Left Over Ashes

The ash residue from last weeks Ash Wednesday service has finally washed out of crevices under and around my fingernail. During the imposition of ashes, the person who marks the forehead carries them longer, as the sooty grime works its way into the days ahead. Ashes symbolize our mortality. They are reminders that all we have will one day be gone. We won’t live on this earth with these bodies forever.

As I walk through the days of Lent, I’m reminded that if I am to do any good in this world, it will have to be now. Years are passing, and I doubt that I will have the stamina of a Jimmy Carter if I make it to his age. My family history of dementia and memory loss are not soothing messages to me of my future reasoning ability. We have this one life to use. I want my last years to be marked by grace, compassion and a generous spirit. I wish I could say that I succeed in this daily.

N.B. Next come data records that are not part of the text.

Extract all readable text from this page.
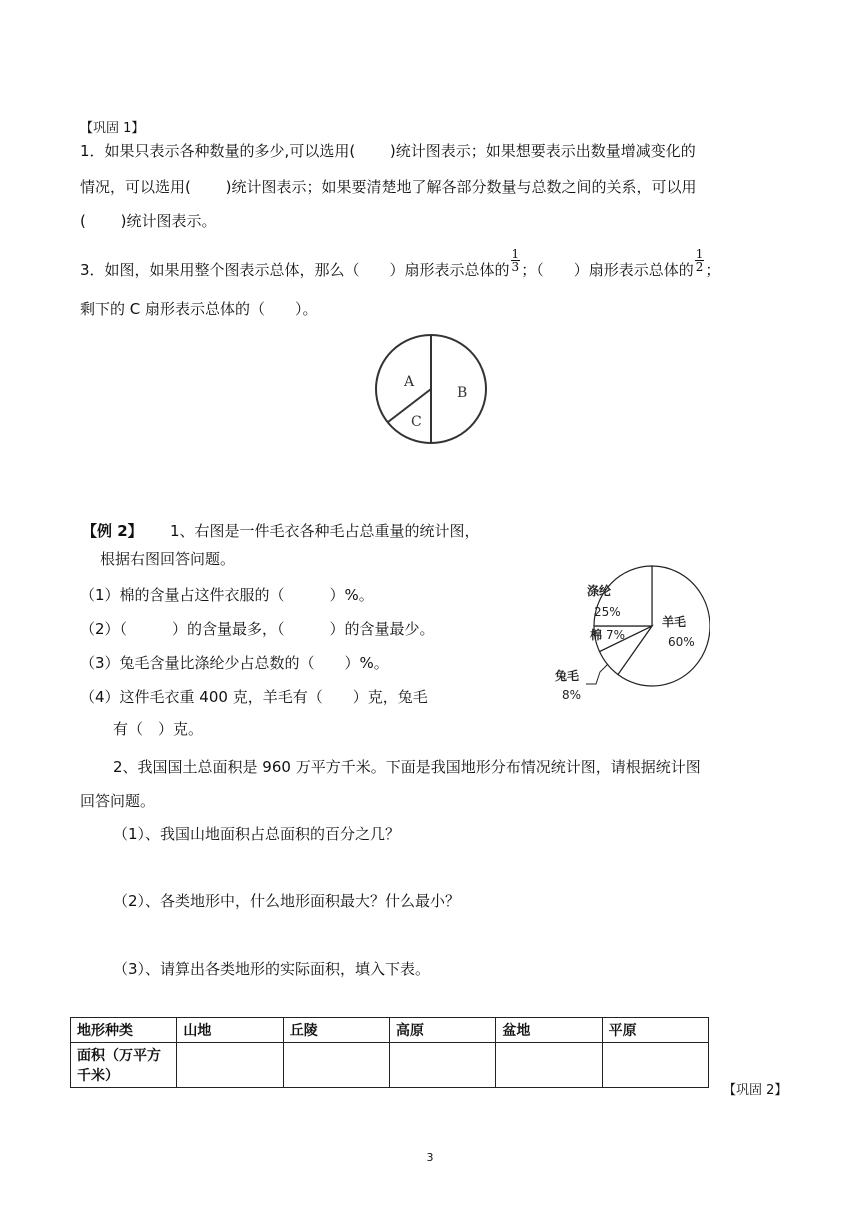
【巩固 1】
1．如果只表示各种数量的多少,可以选用(　　 )统计图表示；如果想要表示出数量增减变化的
情况，可以选用(　　 )统计图表示；如果要清楚地了解各部分数量与总数之间的关系，可以用
(　　 )统计图表示。
3．如图，如果用整个图表示总体，那么（　　）扇形表示总体的 $\frac{1}{3}$ ；（　　）扇形表示总体的 $\frac{1}{2}$ ；
剩下的 C 扇形表示总体的（　　）。
A
B
C
【例 2】 1、右图是一件毛衣各种毛占总重量的统计图，
根据右图回答问题。
（1）棉的含量占这件衣服的（　　　）%。
（2）（　　　）的含量最多，（　　　）的含量最少。
（3）兔毛含量比涤纶少占总数的（　　）%。
（4）这件毛衣重 400 克，羊毛有（　　）克，兔毛
有（　）克。
涤纶
25%
羊毛
60%
棉 7%
兔毛
8%
2、我国国土总面积是 960 万平方千米。下面是我国地形分布情况统计图，请根据统计图
回答问题。
（1）、我国山地面积占总面积的百分之几？
（2）、各类地形中，什么地形面积最大？什么最小？
（3）、请算出各类地形的实际面积，填入下表。
地形种类	山地	丘陵	高原	盆地	平原

面积（万平方
千米）					

【巩固 2】
3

At our ordination United Methodist clergy are asked “Are you going on to perfection?” Everyone laughs, even as we say “yes” to the question, knowing the impossibility of perfection.  John Wesley began the tradition with the first group of clergy he ordained.  He did not see going on to perfection as  impossible at all. Wesley  thought of these words as a means of grace, where each of us attempts every day to love God and our neighbor as perfectly as we can. So, I work on the perfection piece, knowing I will fall short, but trying each day to love my neighbor and to love God a little more faithfully, than the day before.

 “Be perfect, therefore, as your heavenly Father is perfect.”